Irate CSL user keeps up fight on pricing plan
Telecoms firm CSL failed in its latest attempt to silence one of its customers at the sixth attempt in a two-year dispute over a lack of transparency in the operator's pricing plans.
Disgruntled customer Ben Sargent rebuffed CSL's sweetened HK$197 settlement offer, up from a previous HK$23, at the Small Claims Tribunal yesterday.
Sargent, who works for an investment bank, also refused to sign the operator's gagging clause. He offered to end the dispute for HK$1,000 without signing a confidentiality agreement.
He said he was taking his action on principle: "This isn't only about overcharging for these calls. It is about setting a precedent. If the court agrees, they must be held to their tariff.
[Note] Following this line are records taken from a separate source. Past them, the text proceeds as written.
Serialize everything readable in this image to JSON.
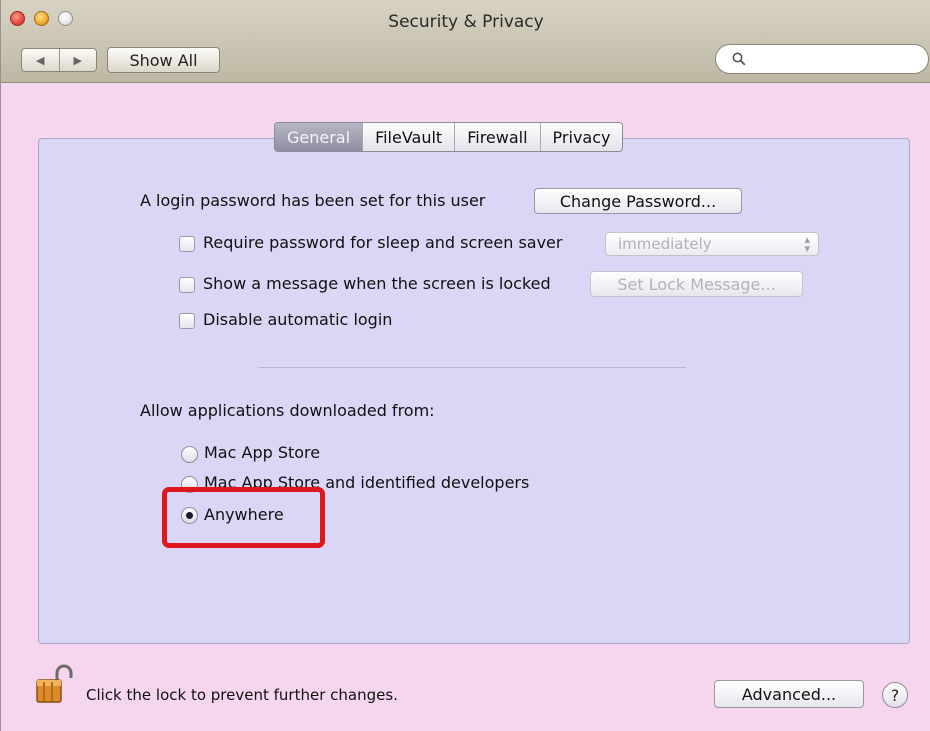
{
  "window": {
    "title": "Security & Privacy"
  },
  "toolbar": {
    "back_glyph": "◀",
    "forward_glyph": "▶",
    "show_all_label": "Show All",
    "search_icon": "search-icon",
    "search_placeholder": ""
  },
  "tabs": [
    {
      "label": "General",
      "selected": true
    },
    {
      "label": "FileVault",
      "selected": false
    },
    {
      "label": "Firewall",
      "selected": false
    },
    {
      "label": "Privacy",
      "selected": false
    }
  ],
  "general": {
    "login_password_text": "A login password has been set for this user",
    "change_password_label": "Change Password...",
    "require_password_label": "Require password for sleep and screen saver",
    "require_password_checked": false,
    "require_password_delay": "immediately",
    "show_message_label": "Show a message when the screen is locked",
    "show_message_checked": false,
    "set_lock_message_label": "Set Lock Message...",
    "disable_autologin_label": "Disable automatic login",
    "disable_autologin_checked": false
  },
  "gatekeeper": {
    "heading": "Allow applications downloaded from:",
    "options": [
      {
        "label": "Mac App Store",
        "selected": false
      },
      {
        "label": "Mac App Store and identified developers",
        "selected": false
      },
      {
        "label": "Anywhere",
        "selected": true
      }
    ],
    "highlight_color": "#e0161d"
  },
  "footer": {
    "lock_text": "Click the lock to prevent further changes.",
    "advanced_label": "Advanced...",
    "help_label": "?"
  },
  "colors": {
    "window_bg": "#f6d6ee",
    "pane_bg": "#d9d6f6",
    "active_tab": "#9f9eb2"
  }
}
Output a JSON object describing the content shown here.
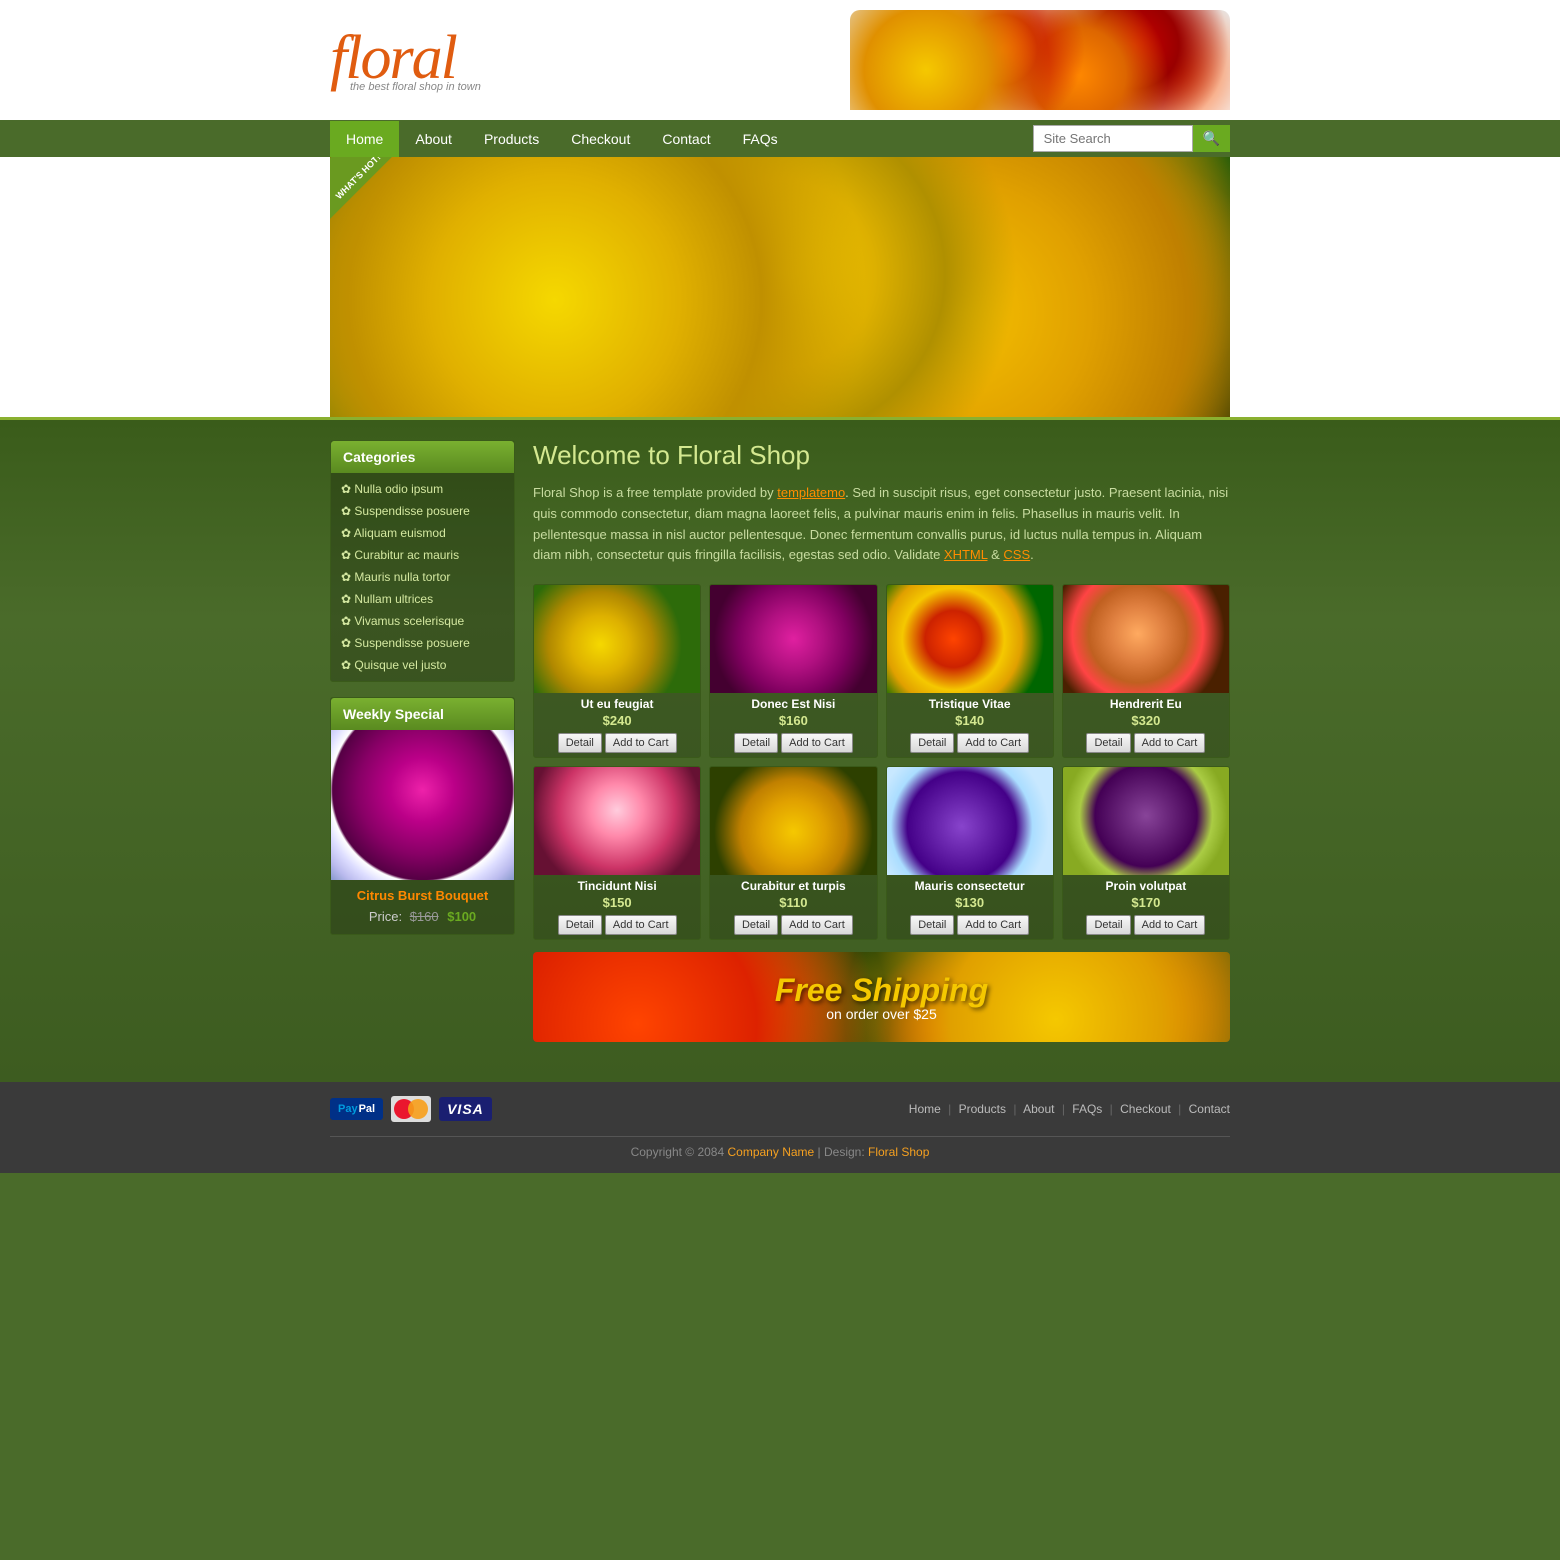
{
  "site": {
    "logo": "floral",
    "tagline": "the best floral shop in town"
  },
  "nav": {
    "items": [
      {
        "label": "Home",
        "active": true
      },
      {
        "label": "About"
      },
      {
        "label": "Products"
      },
      {
        "label": "Checkout"
      },
      {
        "label": "Contact"
      },
      {
        "label": "FAQs"
      }
    ],
    "search_placeholder": "Site Search"
  },
  "hero": {
    "badge": "WHAT'S HOT!"
  },
  "categories": {
    "title": "Categories",
    "items": [
      "Nulla odio ipsum",
      "Suspendisse posuere",
      "Aliquam euismod",
      "Curabitur ac mauris",
      "Mauris nulla tortor",
      "Nullam ultrices",
      "Vivamus scelerisque",
      "Suspendisse posuere",
      "Quisque vel justo"
    ]
  },
  "weekly_special": {
    "title": "Weekly Special",
    "product_name": "Citrus Burst Bouquet",
    "old_price": "$160",
    "new_price": "$100",
    "price_label": "Price:"
  },
  "welcome": {
    "title": "Welcome to Floral Shop",
    "text1": "Floral Shop is a free template provided by ",
    "link_text": "templatemo",
    "link_url": "#",
    "text2": ". Sed in suscipit risus, eget consectetur justo. Praesent lacinia, nisi quis commodo consectetur, diam magna laoreet felis, a pulvinar mauris enim in felis. Phasellus in mauris velit. In pellentesque massa in nisl auctor pellentesque. Donec fermentum convallis purus, id luctus nulla tempus in. Aliquam diam nibh, consectetur quis fringilla facilisis, egestas sed odio. Validate ",
    "xhtml": "XHTML",
    "and": " & ",
    "css": "CSS",
    "period": "."
  },
  "products": [
    {
      "id": 1,
      "name": "Ut eu feugiat",
      "price": "$240",
      "color_class": "p1"
    },
    {
      "id": 2,
      "name": "Donec Est Nisi",
      "price": "$160",
      "color_class": "p2"
    },
    {
      "id": 3,
      "name": "Tristique Vitae",
      "price": "$140",
      "color_class": "p3"
    },
    {
      "id": 4,
      "name": "Hendrerit Eu",
      "price": "$320",
      "color_class": "p4"
    },
    {
      "id": 5,
      "name": "Tincidunt Nisi",
      "price": "$150",
      "color_class": "p5"
    },
    {
      "id": 6,
      "name": "Curabitur et turpis",
      "price": "$110",
      "color_class": "p6"
    },
    {
      "id": 7,
      "name": "Mauris consectetur",
      "price": "$130",
      "color_class": "p7"
    },
    {
      "id": 8,
      "name": "Proin volutpat",
      "price": "$170",
      "color_class": "p8"
    }
  ],
  "product_buttons": {
    "detail": "Detail",
    "add_to_cart": "Add to Cart"
  },
  "free_shipping": {
    "main": "Free Shipping",
    "sub": "on order over $25"
  },
  "footer": {
    "nav_items": [
      "Home",
      "Products",
      "About",
      "FAQs",
      "Checkout",
      "Contact"
    ],
    "copyright": "Copyright © 2084",
    "company_name": "Company Name",
    "design_label": "Design:",
    "design_name": "Floral Shop"
  }
}
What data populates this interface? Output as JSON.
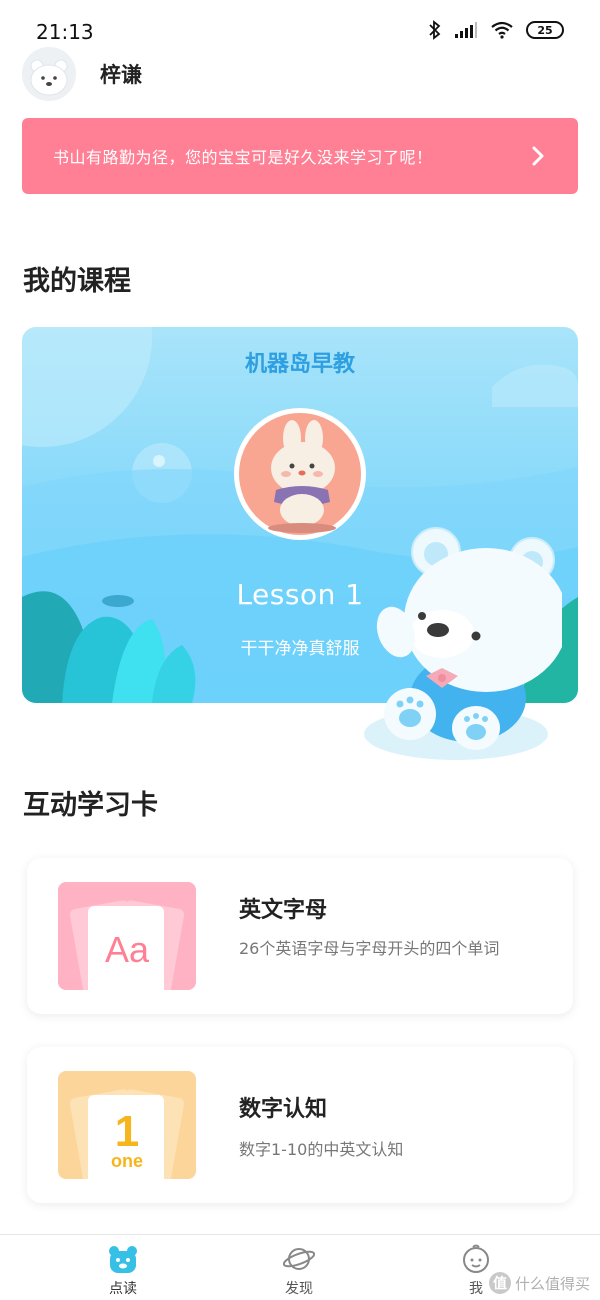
{
  "status_bar": {
    "time": "21:13",
    "battery": "25"
  },
  "header": {
    "username": "梓谦"
  },
  "banner": {
    "text": "书山有路勤为径，您的宝宝可是好久没来学习了呢！"
  },
  "sections": {
    "my_courses": "我的课程",
    "interactive_cards": "互动学习卡"
  },
  "course": {
    "title": "机器岛早教",
    "lesson": "Lesson 1",
    "subtitle": "干干净净真舒服"
  },
  "learn_cards": [
    {
      "title": "英文字母",
      "description": "26个英语字母与字母开头的四个单词",
      "thumb_text": "Aa"
    },
    {
      "title": "数字认知",
      "description": "数字1-10的中英文认知",
      "thumb_number": "1",
      "thumb_word": "one"
    }
  ],
  "tabs": [
    {
      "label": "点读",
      "icon": "bear-icon"
    },
    {
      "label": "发现",
      "icon": "planet-icon"
    },
    {
      "label": "我",
      "icon": "baby-face-icon"
    }
  ],
  "watermark": {
    "text": "什么值得买",
    "badge": "值"
  },
  "colors": {
    "banner": "#ff7f94",
    "course_title": "#2e9fe0",
    "sky": "#9fe0f9",
    "tab_active": "#36c0e6"
  }
}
Any future [or past] overcharges will be easily claimable."
The original dispute focuses on HK$345 for a 43-minute call Sergeant made to what he says was a toll-free British number, and HK$2,540 in roaming charges that he said were higher than CSL's published rates. He later reduced the amount he was claiming to HK$49.94 and a refund of the toll-free charge of HK$352.60.
It is believed to be the first legal action over lack of transparency in a telecom provider's fees.
Adjudicator Colin Wong Sze-cheung, who was unable to end the deadlock, said: "This case has dragged on for too long."
He urged the two parties to come to an agreement.
At the hearing, CSL representative Koie Shea Siu-man told the court that the firm was unwilling to settle because "our reputation has been harmed".
CSL said it would discredit evidence involving e-mail exchanges between Sargent and CSL customer services in a future hearing.
A company spokeswoman said CSL would now wait for the court decision. "We have tried to explain the charging principle of roaming and Mr Sargent has revised his claims from time to time, which is why the case has dragged on for so long," she said.